Fitch ups Bulgaria’s currency rating on the back of sound policies

LONDON/SOFIA (Reuters) – Fitch Ratings yesterday raised Bulgaria’s long-term foreign currency rating to investment grade on the back of the country’s sound fiscal policy and key structural reforms. Bulgarian Finance Minister Milen Velchev welcomed the move, which follows a similar one by Standard & Poor’s in June, saying that the speedy improvement in the EU candidate’s ratings was unprecedented for an emerging economy. Fitch said it lifted Bulgaria’s foreign currency rating to BBB-minus from BB-plus and long-term local currency rating to BBB from BBB-minus. The outlooks on both ratings are stable. «The improvement in sovereign creditworthiness is underpinned by Bulgaria’s sound fiscal policy and advances in key structural reforms,» Fitch said in a statement. S&P on June 24 raised Bulgaria’s foreign currency rating to BBB-minus from BB-plus.

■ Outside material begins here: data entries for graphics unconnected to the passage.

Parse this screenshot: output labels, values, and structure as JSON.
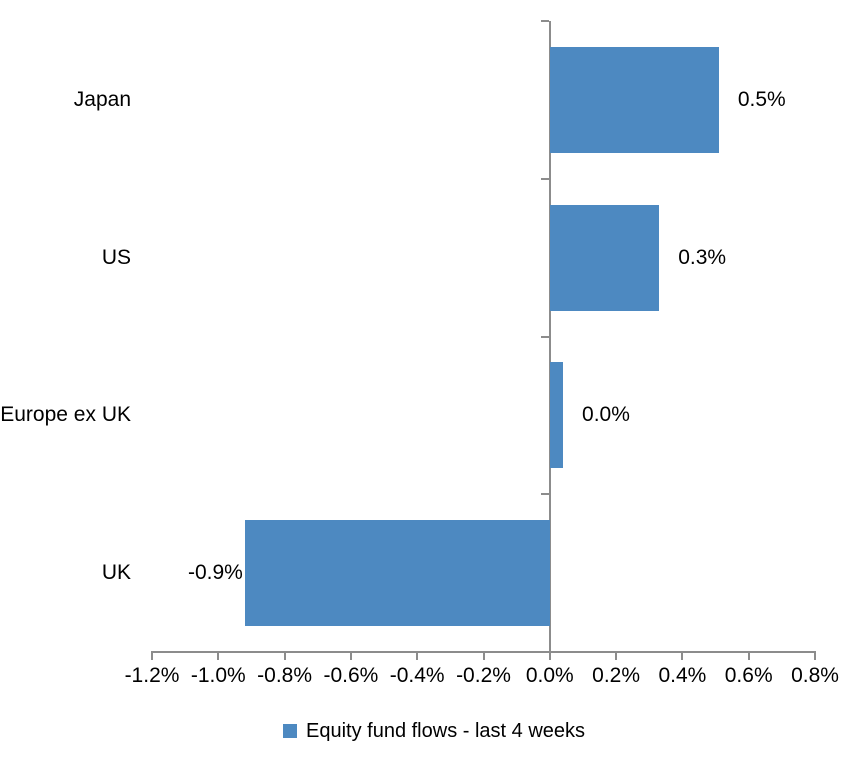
{
  "chart_data": {
    "type": "bar",
    "orientation": "horizontal",
    "title": "",
    "categories": [
      "Japan",
      "US",
      "Europe ex UK",
      "UK"
    ],
    "series": [
      {
        "name": "Equity fund flows - last 4 weeks",
        "values": [
          0.5,
          0.3,
          0.0,
          -0.9
        ],
        "value_labels": [
          "0.5%",
          "0.3%",
          "0.0%",
          "-0.9%"
        ],
        "bar_render_values": [
          0.51,
          0.33,
          0.04,
          -0.92
        ],
        "color": "#4D89C1"
      }
    ],
    "x_axis": {
      "min": -1.2,
      "max": 0.8,
      "tick_step": 0.2,
      "tick_labels": [
        "-1.2%",
        "-1.0%",
        "-0.8%",
        "-0.6%",
        "-0.4%",
        "-0.2%",
        "0.0%",
        "0.2%",
        "0.4%",
        "0.6%",
        "0.8%"
      ],
      "color": "#8C8C8C"
    },
    "grid": false,
    "legend_position": "bottom",
    "data_labels": "outside-end",
    "text_color": "#000000",
    "background": "#FFFFFF"
  }
}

Investment-grade ratings allow a far wider group of investors to consider buying a country’s debt and make it cheaper for the government to borrow due to the perceived lower risk of default. «It now will be interesting to see what Moody’s do. They are still two notches away,» said Timothy Ash, emerging Europe economist at Bear Stearns in London. «I think they (Moody’s) may do one notch now and may wait for the EU’s progress report in October,» Ash said. Moody’s Investors Service rate Bulgaria at Ba2. Velchev told reporters in Sofia that the Fitch upgrade was the 12th in three years for Bulgaria, which hopes to join the European Union in 2007. «This is something that has not been achieved by Russia, China nor Poland,» said Velchev, a former London city investment banker. «In a word Bulgaria, finds its place in the list on the desk of every prestigious investor.» He added that there was no need for Bulgaria to borrow from global markets. «We do not need to borrow from abroad to pay debt,» he said. Bear Stearns’ Ash said the ratings upgrade may not necessarily lead to increased inflow of foreign direct investment into Bulgaria. «The business environment is still difficult,» Ash said.